How Functional Limitations Are Evaluated in Physical Impairment Cases Request Your Free Consultation

When the Social Security Administration (SSA) reviews your disability claim, one of the first things they look at is how your condition affects what you can actually do. To qualify for benefits, you need to show that your symptoms make it hard to work full-time in any consistent way. Your physical impairment is evaluated using medical records, past job experience, and how your daily life is affected by your condition.

Evaluating Residual Functional Capacity (RFC) for Physical Impairments

When you apply for Social Security disability benefits, the SSA does not just look at your diagnosis. They want to know what you can still do despite your condition. This part of the claims process is called your Residual Functional Capacity, or RFC, and it is a key factor under 20 C.F.R. § 404.1545 when deciding whether your condition qualifies as a disability.

Assessing Your Ability to Do Sedentary, Light, or Medium Work

The SSA looks at how much physical activity you can handle, including sitting, standing, walking, lifting, and carrying. If you are limited to mostly sitting with very little movement, you may be placed in the sedentary category.

If you can do more physically demanding tasks, you may be classified under light or medium work. The goal is to determine whether you can consistently perform the physical requirements of a job.

Factoring In Pain, Fatigue, and Inconsistencies in Physical Endurance

Disabling conditions often come with symptoms that are hard to measure, like pain, exhaustion, or flare-ups that vary from day to day. These issues can make it difficult to keep a regular work schedule, even if you are technically able to perform a task once.

The SSA needs to see how your condition affects your ability to function over time, not just in a one-time evaluation. This is why we make sure your full story is backed up by clear, honest medical documentation.

Considering Medical Evidence and Clinical Support

When you are applying for disability, it is not just about your diagnosis. The Social Security Administration looks closely at your medical records to figure out how your condition affects your daily routine.

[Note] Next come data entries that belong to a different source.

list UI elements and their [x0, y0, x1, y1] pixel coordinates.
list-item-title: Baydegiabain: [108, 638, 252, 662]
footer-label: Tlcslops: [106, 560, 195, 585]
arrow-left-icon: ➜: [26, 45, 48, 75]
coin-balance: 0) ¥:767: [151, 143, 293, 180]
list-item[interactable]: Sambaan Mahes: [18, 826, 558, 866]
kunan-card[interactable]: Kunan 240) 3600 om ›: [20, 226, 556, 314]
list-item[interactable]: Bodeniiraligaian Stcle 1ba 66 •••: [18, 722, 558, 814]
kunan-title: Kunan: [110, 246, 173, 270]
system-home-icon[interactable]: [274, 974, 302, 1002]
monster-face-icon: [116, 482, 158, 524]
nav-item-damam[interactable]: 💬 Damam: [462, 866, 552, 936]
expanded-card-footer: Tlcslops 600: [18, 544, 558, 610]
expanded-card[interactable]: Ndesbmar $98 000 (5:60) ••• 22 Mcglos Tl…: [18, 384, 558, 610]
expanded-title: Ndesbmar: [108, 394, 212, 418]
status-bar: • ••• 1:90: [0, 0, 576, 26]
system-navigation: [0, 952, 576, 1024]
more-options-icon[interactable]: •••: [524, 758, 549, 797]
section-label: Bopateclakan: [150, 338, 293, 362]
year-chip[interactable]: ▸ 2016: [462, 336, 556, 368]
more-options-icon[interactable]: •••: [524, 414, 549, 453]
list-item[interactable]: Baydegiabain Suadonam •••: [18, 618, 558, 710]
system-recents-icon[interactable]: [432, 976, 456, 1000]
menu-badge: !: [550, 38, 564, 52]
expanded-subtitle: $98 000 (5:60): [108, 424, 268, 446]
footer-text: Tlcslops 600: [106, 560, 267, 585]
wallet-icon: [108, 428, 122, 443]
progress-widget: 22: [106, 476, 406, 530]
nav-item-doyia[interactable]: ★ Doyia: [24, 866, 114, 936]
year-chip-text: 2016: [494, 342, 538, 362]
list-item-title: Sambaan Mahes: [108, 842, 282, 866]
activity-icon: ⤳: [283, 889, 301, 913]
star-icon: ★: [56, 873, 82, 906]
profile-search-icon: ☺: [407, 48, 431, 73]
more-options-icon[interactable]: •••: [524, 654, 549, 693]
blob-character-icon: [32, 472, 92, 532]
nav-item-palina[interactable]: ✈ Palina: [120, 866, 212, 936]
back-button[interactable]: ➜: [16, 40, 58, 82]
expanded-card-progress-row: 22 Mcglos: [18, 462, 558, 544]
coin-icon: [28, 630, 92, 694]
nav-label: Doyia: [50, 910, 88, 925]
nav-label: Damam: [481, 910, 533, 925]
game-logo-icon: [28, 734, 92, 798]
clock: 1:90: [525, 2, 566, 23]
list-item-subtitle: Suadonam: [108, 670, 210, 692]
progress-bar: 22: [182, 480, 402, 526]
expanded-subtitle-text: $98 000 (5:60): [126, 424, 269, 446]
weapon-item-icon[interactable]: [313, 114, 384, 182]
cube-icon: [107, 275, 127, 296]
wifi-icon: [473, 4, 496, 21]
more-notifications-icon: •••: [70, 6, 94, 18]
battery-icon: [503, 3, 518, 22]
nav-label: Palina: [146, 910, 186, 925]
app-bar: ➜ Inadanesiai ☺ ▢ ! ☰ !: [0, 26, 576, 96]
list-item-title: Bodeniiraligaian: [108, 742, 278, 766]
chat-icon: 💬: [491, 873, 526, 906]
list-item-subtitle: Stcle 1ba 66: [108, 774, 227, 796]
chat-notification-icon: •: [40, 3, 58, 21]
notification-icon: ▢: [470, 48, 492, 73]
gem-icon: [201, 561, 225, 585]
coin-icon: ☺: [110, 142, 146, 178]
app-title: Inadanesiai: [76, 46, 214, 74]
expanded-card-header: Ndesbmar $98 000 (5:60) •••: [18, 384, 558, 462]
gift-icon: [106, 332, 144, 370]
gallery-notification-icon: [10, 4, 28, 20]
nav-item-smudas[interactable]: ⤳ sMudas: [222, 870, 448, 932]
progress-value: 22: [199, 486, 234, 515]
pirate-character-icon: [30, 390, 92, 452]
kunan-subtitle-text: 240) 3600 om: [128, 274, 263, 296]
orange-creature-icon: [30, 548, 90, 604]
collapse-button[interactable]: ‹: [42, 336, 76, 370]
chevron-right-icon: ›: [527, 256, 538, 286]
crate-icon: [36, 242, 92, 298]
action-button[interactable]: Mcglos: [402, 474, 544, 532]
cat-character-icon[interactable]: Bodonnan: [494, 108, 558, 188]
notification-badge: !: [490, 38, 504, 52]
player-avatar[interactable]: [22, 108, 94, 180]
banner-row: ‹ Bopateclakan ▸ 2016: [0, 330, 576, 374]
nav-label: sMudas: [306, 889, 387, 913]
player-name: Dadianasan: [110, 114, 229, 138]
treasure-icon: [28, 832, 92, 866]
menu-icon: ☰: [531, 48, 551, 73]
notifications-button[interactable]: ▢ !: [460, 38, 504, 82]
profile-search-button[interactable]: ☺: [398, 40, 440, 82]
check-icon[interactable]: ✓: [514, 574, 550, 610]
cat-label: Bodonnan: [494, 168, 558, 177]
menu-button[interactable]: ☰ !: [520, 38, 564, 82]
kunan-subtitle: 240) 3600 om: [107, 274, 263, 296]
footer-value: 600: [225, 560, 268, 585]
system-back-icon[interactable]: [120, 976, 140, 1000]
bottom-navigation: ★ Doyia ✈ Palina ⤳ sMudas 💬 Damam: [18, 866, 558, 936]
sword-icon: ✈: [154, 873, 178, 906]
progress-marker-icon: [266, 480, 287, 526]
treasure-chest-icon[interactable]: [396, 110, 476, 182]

Under 20 C.F.R. § 404.1513, your eligibility often depends on whether your clinical records back up the limitations you have described. Here are some types of medical evidence that may help support your claim:

  • Objective exam findings from treating physicians
  • Surgical history and recovery timelines
  • Range of motion measurements
  • Physical therapy progress notes
  • Specialist evaluations
  • Hospital discharge summaries
  • Statements from occupational therapists
  • Neurologist documentation related to brain injuries
  • Long-term follow-up records

What matters most is that your records tell the full story. If your doctor has consistently documented pain, fatigue, or mobility issues over time, that can be a big help in showing how your condition affects your ability to work. The more clearly your records match the limitations you are experiencing, the stronger your case will be when the SSA reviews your eligibility.

Determining Whether You Can Perform Past Work or Adjust to New Work

One of the final steps in your disability review is whether the SSA thinks you can go back to your previous job or adjust to a new one. Under 20 C.F.R. § 404.1560, they look at your medical limitations, your work history, and the kinds of tasks you are still able to do.

Many denied disability claims happen because this part is not clearly explained, even when someone truly qualifies for Social Security disability insurance (SSDI).